Frankfurter Allgemeine Zeitung - Rezension
Frankfurter Allgemeine Zeitung | Besprechung von 09.10.2021

Sexualität muss ins Bild

Mit Sinn für nervenärztliche Merkwürdigkeiten: Lawrence Weschlers Porträt des Neurologen und Bestsellerautors Oliver Sacks erzählt auch die Geschichte der wechselvollen Beziehung des Biographen zu seinem Helden.

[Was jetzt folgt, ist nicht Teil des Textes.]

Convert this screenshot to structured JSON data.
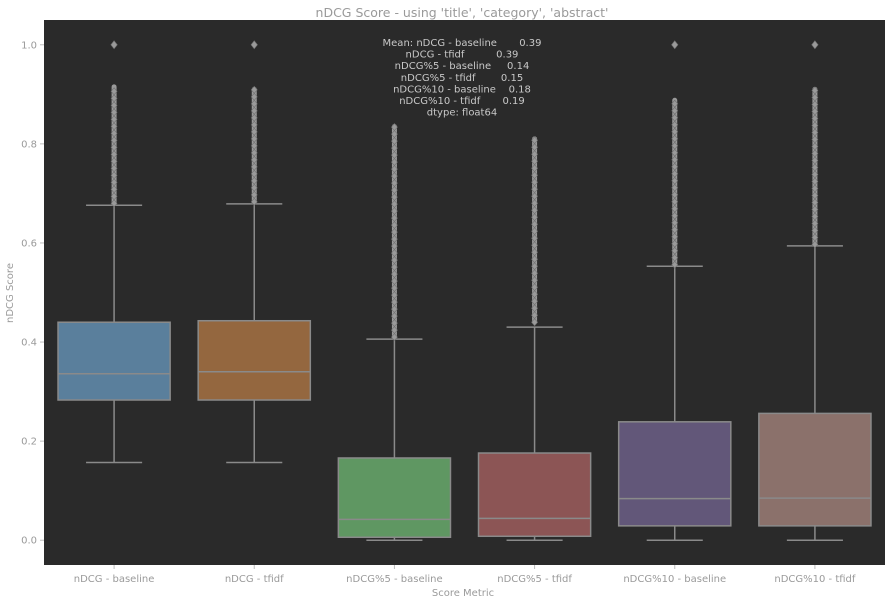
{
  "chart_data": {
    "type": "box",
    "title": "nDCG Score - using 'title', 'category', 'abstract'",
    "xlabel": "Score Metric",
    "ylabel": "nDCG Score",
    "ylim": [
      -0.05,
      1.05
    ],
    "yticks": [
      0.0,
      0.2,
      0.4,
      0.6,
      0.8,
      1.0
    ],
    "ytick_labels": [
      "0.0",
      "0.2",
      "0.4",
      "0.6",
      "0.8",
      "1.0"
    ],
    "grid": false,
    "background": "#2a2a2a",
    "categories": [
      "nDCG - baseline",
      "nDCG - tfidf",
      "nDCG%5 - baseline",
      "nDCG%5 - tfidf",
      "nDCG%10 - baseline",
      "nDCG%10 - tfidf"
    ],
    "colors": [
      "#5a7f9c",
      "#94673f",
      "#5f9762",
      "#8c5555",
      "#625779",
      "#8b716b"
    ],
    "boxes": [
      {
        "whislo": 0.157,
        "q1": 0.283,
        "med": 0.336,
        "q3": 0.44,
        "whishi": 0.676,
        "outlier_min": 0.68,
        "outlier_max": 0.915,
        "outlier_top": 1.0
      },
      {
        "whislo": 0.157,
        "q1": 0.283,
        "med": 0.34,
        "q3": 0.443,
        "whishi": 0.679,
        "outlier_min": 0.683,
        "outlier_max": 0.91,
        "outlier_top": 1.0
      },
      {
        "whislo": 0.0,
        "q1": 0.006,
        "med": 0.042,
        "q3": 0.166,
        "whishi": 0.406,
        "outlier_min": 0.41,
        "outlier_max": 0.835,
        "outlier_top": null
      },
      {
        "whislo": 0.0,
        "q1": 0.008,
        "med": 0.044,
        "q3": 0.176,
        "whishi": 0.43,
        "outlier_min": 0.44,
        "outlier_max": 0.81,
        "outlier_top": null
      },
      {
        "whislo": 0.0,
        "q1": 0.029,
        "med": 0.084,
        "q3": 0.239,
        "whishi": 0.553,
        "outlier_min": 0.556,
        "outlier_max": 0.888,
        "outlier_top": 1.0
      },
      {
        "whislo": 0.0,
        "q1": 0.029,
        "med": 0.085,
        "q3": 0.256,
        "whishi": 0.594,
        "outlier_min": 0.597,
        "outlier_max": 0.91,
        "outlier_top": 1.0
      }
    ],
    "annotation": [
      "Mean: nDCG - baseline       0.39",
      "nDCG - tfidf          0.39",
      "nDCG%5 - baseline     0.14",
      "nDCG%5 - tfidf        0.15",
      "nDCG%10 - baseline    0.18",
      "nDCG%10 - tfidf       0.19",
      "dtype: float64"
    ]
  }
}
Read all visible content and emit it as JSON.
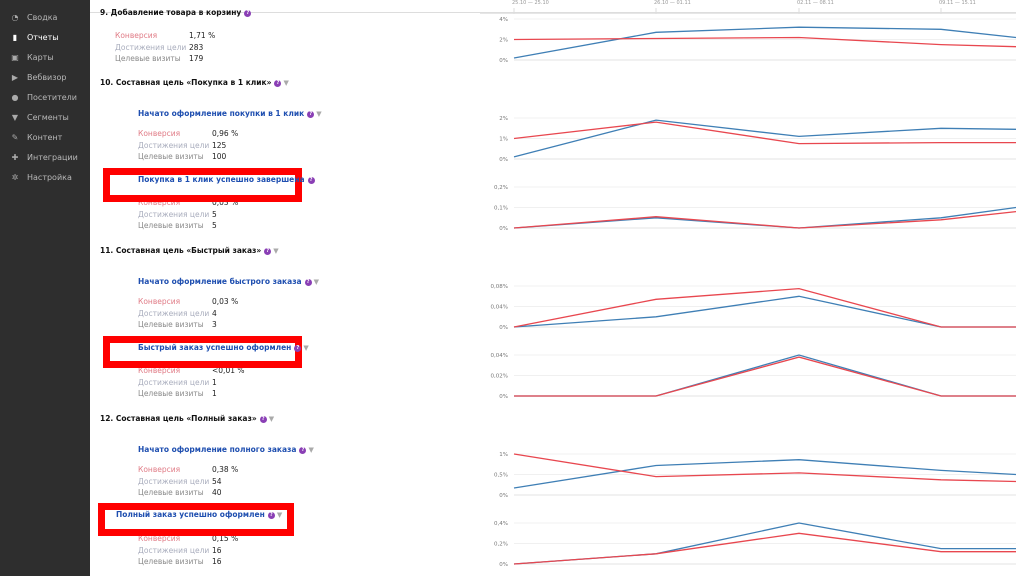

Als der britische Mediziner Oliver Sacks im Jahr 2015 zweiundachtzigjährig starb, würdigte man ihn vielfach als den "Dichter unter den Neurologen", der es im Ausgang des vorigen Jahrhunderts wie kaum ein anderer Arzt verstanden hatte, schwer zugängliche und weitgehend missachtete Bereiche der Nervenpathologie einer breiten Öffentlichkeit zugänglich zu machen. In Büchern wie "Awakenings - Zeit des Erwachens" oder "Der Mann, der seine Frau mit einem Hut verwechselte" wurde das klinische Genre der Fallgeschichte in der Tat mit einer rhetorischen Virtuosität behandelt, wie sie zuvor vielleicht nur bei Jean-Martin Charcot oder Sigmund Freud zu finden war. Und kaum zufällig zählte der Begründer der Psychoanalyse schon früh zu den Vorbildern von Sacks, teilte er doch mit jenem einen ähnlich obsessiven Hang zur Selbstanalyse, der stets mit Misstrauen gegenüber biographischen Projekten gepaart blieb. Insofern ist es nicht erstaunlich, dass sich Lawrence Weschlers Versuch einer biographischen Annäherung an Oliver Sacks vor allem als ein Dokument der Ambivalenz ausnimmt, die das Verhältnis der beiden Männer über mehr als dreißig Jahre bestimmte.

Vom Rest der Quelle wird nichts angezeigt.